Beberapa kasus kekerasan yang
terjadi di dunia pendidikan dan mencuat dalam sebulan terakhir di Indonesia
ini mengindikasikan adanya tindak kekerasan yang melibatkan hampir semua
stakeholder sekolah, yaitu guru, pegawai, siswa, dan bahkan orangtua. Kasus
pedofilia di Jakarta International
School yang melibatkan pegawai dan guru, kasus guru Emon di Sukabumi yang
luar biasa keji dan tak beradab, serta perlakuan kasar kakak kelas terhadap
adik kelas di salah satu sekolah dasar di Jakarta Timur dan juga STIP
merupakan contoh buruk betapa dunia pendidikan seolah tak mampu menghindari
dan sekaligus melawan kekerasan.
Presiden Susilo Bambang
Yudhoyono bahkan pernah berwacana untuk mengeluarkan peraturan presiden yang
berkaitan untuk mencegah terjadinya tindak kekerasan di dunia pendidikan.

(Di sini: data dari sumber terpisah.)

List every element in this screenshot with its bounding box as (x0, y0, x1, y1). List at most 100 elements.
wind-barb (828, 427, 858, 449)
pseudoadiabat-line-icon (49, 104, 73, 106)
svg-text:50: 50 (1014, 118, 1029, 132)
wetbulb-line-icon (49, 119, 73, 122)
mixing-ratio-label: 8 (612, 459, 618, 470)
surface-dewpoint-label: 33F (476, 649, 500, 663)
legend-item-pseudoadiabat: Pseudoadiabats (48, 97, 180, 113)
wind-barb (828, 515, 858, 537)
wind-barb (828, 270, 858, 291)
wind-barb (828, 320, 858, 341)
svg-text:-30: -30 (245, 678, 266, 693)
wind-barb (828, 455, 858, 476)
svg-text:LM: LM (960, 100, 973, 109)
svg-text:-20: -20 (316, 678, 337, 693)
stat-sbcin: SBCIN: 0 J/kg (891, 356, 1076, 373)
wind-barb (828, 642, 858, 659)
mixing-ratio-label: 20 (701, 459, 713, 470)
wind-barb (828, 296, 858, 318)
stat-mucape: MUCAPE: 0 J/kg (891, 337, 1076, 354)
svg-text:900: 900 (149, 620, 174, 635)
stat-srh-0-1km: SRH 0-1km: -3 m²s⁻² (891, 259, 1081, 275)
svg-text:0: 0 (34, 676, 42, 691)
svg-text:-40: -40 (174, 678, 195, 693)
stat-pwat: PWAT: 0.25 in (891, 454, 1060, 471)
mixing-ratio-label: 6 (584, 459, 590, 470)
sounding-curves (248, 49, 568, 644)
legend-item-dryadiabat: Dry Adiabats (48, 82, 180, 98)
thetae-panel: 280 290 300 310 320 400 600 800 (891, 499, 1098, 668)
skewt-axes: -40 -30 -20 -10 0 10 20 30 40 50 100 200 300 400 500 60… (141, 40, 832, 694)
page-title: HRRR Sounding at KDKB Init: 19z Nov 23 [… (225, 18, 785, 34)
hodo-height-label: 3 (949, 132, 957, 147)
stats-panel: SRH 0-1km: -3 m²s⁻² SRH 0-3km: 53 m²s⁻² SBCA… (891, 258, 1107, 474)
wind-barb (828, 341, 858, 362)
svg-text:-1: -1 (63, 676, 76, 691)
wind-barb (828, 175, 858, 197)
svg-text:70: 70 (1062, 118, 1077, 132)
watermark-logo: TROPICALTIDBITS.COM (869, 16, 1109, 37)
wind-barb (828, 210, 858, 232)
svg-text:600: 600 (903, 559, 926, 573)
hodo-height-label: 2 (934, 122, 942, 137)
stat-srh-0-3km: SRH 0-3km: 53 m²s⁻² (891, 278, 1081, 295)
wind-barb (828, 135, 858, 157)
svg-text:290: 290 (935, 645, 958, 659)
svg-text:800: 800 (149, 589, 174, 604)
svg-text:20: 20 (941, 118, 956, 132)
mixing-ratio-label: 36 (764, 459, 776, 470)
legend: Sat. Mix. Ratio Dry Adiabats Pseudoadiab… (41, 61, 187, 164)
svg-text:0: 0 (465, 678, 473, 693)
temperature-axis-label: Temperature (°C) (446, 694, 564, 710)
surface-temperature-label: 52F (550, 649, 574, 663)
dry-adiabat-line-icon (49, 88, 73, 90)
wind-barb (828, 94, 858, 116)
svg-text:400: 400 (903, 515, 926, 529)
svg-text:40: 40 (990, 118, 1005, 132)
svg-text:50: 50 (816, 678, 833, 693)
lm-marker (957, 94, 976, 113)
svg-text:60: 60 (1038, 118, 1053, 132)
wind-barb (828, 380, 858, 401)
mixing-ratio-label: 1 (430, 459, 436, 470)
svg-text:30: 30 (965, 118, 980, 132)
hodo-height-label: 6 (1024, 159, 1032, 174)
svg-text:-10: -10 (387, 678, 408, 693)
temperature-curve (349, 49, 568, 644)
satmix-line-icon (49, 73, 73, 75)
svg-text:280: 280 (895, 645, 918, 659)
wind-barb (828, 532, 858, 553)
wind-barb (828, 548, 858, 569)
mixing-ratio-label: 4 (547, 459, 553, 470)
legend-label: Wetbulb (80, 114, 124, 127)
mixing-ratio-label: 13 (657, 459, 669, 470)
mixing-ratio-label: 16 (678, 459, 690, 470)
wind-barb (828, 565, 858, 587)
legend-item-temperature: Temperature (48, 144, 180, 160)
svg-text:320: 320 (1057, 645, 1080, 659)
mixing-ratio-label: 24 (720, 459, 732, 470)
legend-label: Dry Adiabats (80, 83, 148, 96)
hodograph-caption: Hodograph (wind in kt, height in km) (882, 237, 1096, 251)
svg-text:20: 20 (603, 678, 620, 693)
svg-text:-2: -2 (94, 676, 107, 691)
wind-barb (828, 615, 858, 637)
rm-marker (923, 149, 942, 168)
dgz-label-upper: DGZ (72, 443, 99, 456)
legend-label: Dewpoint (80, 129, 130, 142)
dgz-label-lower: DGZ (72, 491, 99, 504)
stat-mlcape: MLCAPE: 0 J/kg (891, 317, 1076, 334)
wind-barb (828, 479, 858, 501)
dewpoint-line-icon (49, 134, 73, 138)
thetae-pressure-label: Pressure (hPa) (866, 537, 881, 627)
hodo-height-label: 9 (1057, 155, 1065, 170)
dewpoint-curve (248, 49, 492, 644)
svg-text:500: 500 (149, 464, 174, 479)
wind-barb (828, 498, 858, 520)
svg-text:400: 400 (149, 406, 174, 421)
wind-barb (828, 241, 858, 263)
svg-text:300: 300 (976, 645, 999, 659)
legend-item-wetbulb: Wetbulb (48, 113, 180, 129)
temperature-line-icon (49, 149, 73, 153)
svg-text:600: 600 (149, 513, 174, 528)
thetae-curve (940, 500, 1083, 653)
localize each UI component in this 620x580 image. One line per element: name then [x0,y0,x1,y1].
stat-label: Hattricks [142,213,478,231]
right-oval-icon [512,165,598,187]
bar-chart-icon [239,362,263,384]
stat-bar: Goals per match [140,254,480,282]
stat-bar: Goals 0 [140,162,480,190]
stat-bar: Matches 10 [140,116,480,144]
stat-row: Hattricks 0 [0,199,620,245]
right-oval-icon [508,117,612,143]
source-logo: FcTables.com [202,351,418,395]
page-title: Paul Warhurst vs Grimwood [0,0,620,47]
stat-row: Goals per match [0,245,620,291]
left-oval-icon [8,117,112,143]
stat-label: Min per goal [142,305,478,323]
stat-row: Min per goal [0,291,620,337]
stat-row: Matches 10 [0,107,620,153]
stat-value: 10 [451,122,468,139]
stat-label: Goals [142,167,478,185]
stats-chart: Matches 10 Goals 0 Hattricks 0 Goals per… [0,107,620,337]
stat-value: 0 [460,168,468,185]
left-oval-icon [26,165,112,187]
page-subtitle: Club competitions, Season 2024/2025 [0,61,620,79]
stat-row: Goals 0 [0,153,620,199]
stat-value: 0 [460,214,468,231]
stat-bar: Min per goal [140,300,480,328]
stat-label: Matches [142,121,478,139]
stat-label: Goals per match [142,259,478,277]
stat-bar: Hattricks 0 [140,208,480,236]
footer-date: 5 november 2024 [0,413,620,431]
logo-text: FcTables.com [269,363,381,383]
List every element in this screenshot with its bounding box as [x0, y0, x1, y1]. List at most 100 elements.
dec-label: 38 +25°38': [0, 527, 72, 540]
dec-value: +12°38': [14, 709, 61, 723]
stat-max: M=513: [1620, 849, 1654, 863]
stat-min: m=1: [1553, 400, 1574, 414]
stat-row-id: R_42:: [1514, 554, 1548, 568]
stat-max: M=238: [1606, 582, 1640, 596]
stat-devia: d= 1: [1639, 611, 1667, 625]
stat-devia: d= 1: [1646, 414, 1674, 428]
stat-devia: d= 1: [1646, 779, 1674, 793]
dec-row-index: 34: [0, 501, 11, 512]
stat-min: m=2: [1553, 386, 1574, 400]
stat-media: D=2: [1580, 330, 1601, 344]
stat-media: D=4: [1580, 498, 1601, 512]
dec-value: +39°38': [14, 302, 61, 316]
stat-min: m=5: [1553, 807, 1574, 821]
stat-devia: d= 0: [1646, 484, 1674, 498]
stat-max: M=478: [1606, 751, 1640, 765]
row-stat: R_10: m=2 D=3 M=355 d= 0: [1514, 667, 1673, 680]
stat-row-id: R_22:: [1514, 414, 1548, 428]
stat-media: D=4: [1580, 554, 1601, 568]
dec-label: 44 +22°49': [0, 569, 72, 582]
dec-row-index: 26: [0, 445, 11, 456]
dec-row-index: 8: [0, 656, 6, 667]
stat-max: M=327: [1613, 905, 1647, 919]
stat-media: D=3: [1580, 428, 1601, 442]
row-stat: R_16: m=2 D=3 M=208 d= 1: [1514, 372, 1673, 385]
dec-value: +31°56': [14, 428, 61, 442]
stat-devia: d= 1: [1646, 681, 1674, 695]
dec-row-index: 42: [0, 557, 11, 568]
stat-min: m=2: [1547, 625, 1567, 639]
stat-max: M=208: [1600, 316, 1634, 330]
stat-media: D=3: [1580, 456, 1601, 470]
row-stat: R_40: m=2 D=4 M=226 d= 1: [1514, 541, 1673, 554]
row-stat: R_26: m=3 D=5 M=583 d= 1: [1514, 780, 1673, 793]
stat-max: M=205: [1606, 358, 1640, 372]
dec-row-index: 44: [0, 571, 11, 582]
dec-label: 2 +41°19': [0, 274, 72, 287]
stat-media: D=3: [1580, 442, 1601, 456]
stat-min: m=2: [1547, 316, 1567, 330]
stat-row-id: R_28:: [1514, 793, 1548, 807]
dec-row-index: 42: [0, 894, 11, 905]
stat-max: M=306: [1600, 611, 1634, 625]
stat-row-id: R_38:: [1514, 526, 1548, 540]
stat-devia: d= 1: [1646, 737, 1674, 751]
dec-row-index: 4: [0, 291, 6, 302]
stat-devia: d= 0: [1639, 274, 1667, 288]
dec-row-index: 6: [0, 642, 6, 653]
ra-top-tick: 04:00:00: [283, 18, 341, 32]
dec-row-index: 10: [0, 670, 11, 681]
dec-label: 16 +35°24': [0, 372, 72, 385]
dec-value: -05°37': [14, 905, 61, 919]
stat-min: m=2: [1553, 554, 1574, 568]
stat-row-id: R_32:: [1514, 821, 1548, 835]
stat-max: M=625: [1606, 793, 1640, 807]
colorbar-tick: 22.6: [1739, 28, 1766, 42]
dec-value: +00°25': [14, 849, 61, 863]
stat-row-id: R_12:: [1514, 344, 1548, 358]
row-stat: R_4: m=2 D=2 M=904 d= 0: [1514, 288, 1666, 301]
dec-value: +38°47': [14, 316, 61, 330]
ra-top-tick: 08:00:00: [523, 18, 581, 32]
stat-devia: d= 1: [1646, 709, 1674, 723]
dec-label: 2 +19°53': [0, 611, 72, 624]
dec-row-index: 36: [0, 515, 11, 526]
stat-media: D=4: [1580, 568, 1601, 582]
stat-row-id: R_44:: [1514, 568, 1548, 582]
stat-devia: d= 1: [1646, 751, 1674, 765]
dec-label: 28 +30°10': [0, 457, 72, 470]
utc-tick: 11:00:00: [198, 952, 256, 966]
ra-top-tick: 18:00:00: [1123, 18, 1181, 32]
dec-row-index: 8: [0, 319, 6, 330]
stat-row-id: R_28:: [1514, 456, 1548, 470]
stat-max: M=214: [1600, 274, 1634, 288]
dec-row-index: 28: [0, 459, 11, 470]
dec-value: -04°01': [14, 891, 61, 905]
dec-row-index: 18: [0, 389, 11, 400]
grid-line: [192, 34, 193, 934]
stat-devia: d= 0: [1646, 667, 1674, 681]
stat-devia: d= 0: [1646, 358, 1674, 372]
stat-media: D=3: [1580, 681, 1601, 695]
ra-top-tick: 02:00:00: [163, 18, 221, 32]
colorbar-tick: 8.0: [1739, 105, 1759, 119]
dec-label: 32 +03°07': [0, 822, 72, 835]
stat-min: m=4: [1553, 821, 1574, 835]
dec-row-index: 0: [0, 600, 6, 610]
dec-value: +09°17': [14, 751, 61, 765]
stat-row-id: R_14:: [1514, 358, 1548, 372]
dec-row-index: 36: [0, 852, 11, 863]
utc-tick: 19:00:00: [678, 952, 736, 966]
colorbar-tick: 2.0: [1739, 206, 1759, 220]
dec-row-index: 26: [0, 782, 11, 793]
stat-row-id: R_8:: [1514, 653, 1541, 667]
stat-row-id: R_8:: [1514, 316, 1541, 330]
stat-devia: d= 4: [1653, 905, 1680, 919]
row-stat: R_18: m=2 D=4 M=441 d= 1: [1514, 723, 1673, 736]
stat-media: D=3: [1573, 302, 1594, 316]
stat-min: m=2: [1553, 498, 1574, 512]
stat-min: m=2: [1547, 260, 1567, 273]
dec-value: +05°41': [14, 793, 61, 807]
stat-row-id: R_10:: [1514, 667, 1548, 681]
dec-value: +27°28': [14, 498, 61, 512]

Meskipun hingga saat ini belum terwujud, paling tidak hal itu menandakan
bahwa kekerasan di dunia pendidikan sudah masuk kriteria kejadian luar biasa,
sehingga presiden harus turun tangan menangani isu ini. Jika perpres tersebut
jadi dirilis, sesungguhnya juga bisa merupakan penanda lemahnya birokrasi
pendidikan kita dalam menangani masalah ini secara kelembagaan. Padahal,
seharusnya penanganan isu dan masalah kekerasan dimulai di tingkat sekolah,
bukan oleh sebuah peraturan presiden. Meskipun memiliki banyak kekurangan,
sekolah merupakan penanggung jawab secara langsung bagaimana seharusnya pola
perilaku dan cara berpikir anak harus dibentuk, bukan oleh peraturan yang
terlalu jauh jaraknya dengan kondisi lingkungan sekolah.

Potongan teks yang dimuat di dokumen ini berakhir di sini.